Props to Barry Eigen for hearing this one and sending it in. I will add it to the Sopranos section!. Barry also noted that the syntax of this malaphor reminded him when hewas kid growing up in NYC. He would call up to his mother (on the 4th floor of an apartment building): “Throw me out the window a ball.” No defenestration there of course.


Let’s peek behind the hood

Rachel Maddow last night was talking about the Republican efforts to “audit” the 2020 election in some states. She revealed there is dark money supporting these efforts. At 9:44 pm EST (9/14/21 show) she said:

“And while we`re at it let`s peek behind the hood of this document, look at the metadata for this PDF, this letter and this sort of bogus letterhead on the top demanding the preservation of records by the county clerks.”

 https://www.msnbc.com/transcripts/transcript-rachel-maddow-show-9-14-21-n1279231

This is a congruent conflation of “peek behind the curtain” and “look under the hood”, both meaning to investigate or examine more closely. A big thank you to Frank King who heard this one and sent it in.

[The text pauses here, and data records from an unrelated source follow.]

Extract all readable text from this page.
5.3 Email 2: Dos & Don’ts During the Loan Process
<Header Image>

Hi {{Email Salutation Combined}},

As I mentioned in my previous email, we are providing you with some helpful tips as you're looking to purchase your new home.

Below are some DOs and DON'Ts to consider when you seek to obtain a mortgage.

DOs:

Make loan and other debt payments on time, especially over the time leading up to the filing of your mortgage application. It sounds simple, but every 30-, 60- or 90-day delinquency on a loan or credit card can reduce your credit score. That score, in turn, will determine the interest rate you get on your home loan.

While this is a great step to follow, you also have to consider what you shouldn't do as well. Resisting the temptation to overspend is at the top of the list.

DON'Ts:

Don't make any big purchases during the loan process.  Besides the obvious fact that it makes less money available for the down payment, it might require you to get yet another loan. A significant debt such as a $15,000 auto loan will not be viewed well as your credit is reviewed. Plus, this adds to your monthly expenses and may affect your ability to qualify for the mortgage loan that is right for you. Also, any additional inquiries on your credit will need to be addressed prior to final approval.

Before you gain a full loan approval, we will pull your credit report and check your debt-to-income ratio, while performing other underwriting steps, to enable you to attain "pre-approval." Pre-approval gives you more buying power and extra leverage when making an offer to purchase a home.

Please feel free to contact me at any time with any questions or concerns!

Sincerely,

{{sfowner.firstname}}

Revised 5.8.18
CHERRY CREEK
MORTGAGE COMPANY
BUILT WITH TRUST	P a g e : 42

She is getting under my craw

The speaker was talking about a friend who occasionally irritates her. This is a nice mashup of “getting under my skin” (becoming a source of irritation) and “sticking in my craw” (to cause considerable resentment, rankle). Both phrases involve something or someone causing anger in another.

So what’s a craw?

A craw is the crop of a bird or insect, the transferred sense of the word to refer to a person’s gullet (Free Dictionary). A tip of the hat to Paula Garrety for hearing this one.